A Robust Security Task Offloading in Industrial IoT-Enabled Distributed Multi-Access Edge Computing

The rapid increase in the Industrial Internet of Things (IIoT) use cases plays a significant role in Industry 4.0 development. However, IIoT systems face resource constraints problems and are vulnerable to cyberattacks due to their inability to implement existing sophisticated security systems. One way of alleviating these resource constraints is to utilize multi-access edge computing (MEC) to provide computational resources at the network edge to execute the security applications. To provide resilient security for IIoT using MEC, the offloading latency, synchronization time, and turnaround time must be optimized to provide real-time attack detection.
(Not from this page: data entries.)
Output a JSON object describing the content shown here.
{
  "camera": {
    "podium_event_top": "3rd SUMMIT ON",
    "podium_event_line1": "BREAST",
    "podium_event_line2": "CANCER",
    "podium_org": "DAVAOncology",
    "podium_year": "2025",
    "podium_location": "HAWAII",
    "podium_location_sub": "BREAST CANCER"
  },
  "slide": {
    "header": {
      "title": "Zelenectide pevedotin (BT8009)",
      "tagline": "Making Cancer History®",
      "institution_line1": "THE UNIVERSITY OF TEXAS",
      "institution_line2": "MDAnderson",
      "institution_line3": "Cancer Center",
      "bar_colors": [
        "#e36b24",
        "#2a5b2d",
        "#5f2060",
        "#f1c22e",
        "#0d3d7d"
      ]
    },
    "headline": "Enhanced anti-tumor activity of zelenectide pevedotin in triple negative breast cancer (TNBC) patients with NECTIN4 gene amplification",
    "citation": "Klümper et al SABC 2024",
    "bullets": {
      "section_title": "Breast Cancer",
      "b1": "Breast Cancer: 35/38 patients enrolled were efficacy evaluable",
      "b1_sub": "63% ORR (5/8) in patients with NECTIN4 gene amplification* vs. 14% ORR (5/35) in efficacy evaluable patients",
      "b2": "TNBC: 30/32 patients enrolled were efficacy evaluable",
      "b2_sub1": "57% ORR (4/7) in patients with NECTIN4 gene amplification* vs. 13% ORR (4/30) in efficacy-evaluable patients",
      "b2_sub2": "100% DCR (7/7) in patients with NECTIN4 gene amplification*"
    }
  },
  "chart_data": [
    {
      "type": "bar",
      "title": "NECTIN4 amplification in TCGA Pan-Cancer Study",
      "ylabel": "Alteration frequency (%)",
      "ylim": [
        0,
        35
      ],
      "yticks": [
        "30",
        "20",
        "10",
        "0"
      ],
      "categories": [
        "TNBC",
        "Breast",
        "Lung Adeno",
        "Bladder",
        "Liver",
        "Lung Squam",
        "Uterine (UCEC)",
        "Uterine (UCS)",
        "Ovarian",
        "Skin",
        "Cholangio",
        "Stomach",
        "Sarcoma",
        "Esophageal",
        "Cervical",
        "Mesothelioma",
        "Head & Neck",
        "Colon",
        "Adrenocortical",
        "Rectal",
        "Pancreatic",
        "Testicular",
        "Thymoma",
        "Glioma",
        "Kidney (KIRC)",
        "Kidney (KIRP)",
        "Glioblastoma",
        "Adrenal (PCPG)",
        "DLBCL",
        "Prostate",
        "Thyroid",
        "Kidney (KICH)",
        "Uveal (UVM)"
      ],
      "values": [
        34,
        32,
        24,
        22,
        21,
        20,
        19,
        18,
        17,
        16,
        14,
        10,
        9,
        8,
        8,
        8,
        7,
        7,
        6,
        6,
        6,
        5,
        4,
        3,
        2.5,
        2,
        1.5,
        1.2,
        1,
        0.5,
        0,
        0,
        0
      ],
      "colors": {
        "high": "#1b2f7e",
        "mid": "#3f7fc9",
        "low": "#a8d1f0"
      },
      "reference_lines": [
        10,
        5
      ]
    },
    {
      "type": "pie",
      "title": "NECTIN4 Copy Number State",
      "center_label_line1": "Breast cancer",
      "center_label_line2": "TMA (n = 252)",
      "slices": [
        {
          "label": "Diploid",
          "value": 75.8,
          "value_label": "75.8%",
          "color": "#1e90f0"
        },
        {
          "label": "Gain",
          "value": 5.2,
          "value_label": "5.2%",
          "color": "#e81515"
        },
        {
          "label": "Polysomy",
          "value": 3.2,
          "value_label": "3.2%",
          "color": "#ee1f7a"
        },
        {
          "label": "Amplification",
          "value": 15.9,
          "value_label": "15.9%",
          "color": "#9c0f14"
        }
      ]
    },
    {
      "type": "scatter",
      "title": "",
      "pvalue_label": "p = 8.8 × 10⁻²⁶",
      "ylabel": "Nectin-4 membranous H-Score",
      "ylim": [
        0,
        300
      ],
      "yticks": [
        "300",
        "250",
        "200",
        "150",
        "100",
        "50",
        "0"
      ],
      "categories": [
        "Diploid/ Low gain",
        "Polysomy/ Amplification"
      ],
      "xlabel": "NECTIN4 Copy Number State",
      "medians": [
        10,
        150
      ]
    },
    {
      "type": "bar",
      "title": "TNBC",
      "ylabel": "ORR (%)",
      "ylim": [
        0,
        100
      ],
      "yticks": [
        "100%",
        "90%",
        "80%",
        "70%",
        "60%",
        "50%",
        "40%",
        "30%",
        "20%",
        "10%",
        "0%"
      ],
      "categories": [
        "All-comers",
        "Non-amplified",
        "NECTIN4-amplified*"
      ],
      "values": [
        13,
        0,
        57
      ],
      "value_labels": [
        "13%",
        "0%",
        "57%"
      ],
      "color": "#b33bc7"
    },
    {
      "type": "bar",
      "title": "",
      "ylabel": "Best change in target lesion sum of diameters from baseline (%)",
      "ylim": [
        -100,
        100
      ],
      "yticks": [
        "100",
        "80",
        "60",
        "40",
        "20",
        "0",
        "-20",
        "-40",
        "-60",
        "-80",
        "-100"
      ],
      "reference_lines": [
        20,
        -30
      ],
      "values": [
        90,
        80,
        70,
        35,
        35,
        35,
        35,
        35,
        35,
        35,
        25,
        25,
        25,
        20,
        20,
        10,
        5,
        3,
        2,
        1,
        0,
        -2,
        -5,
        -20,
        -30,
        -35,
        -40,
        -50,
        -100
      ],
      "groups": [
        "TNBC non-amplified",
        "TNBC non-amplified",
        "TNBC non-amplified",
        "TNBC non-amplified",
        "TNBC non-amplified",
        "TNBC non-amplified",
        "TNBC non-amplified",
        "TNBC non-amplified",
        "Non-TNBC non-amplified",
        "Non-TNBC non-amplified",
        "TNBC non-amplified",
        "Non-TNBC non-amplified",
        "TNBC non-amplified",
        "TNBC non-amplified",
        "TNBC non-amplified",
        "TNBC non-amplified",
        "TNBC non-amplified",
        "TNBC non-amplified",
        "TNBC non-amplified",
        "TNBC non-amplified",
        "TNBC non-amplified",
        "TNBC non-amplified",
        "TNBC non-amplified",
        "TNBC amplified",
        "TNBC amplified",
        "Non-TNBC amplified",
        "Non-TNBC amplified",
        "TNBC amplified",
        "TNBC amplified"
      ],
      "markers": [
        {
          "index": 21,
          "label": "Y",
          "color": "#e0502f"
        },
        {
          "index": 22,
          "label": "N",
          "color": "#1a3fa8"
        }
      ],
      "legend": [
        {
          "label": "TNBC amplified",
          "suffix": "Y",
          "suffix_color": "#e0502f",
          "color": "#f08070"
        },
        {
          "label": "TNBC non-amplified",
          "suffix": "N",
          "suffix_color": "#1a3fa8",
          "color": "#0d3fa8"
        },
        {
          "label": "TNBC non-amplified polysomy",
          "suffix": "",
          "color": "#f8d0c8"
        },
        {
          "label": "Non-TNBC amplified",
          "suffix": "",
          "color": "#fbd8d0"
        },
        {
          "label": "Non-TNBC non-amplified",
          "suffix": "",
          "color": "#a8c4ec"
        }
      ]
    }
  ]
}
Hence, this paper provides a novel adaptive machine learning–based security (MLS) task offloading (ASTO) mechanism to ensure that the connectivity between the MEC server and IIoT is secured and guaranteed. We explored the trade-off between the limited computing capacity and high cloud computing latency to propose an ASTO, where MEC and IIoT can collaborate to provide optimized MLS to protect the network. In the proposed system, we converted the MLS task offloading and synchronization problem into an equivalent mathematical model, which can be solved by applying Markov transition probability and clock offset estimation using maximum likelihood. Our extensive simulations show that the proposed algorithm provides robust security for the IIoT network with low latency, synchronization accuracy, and energy efficiency.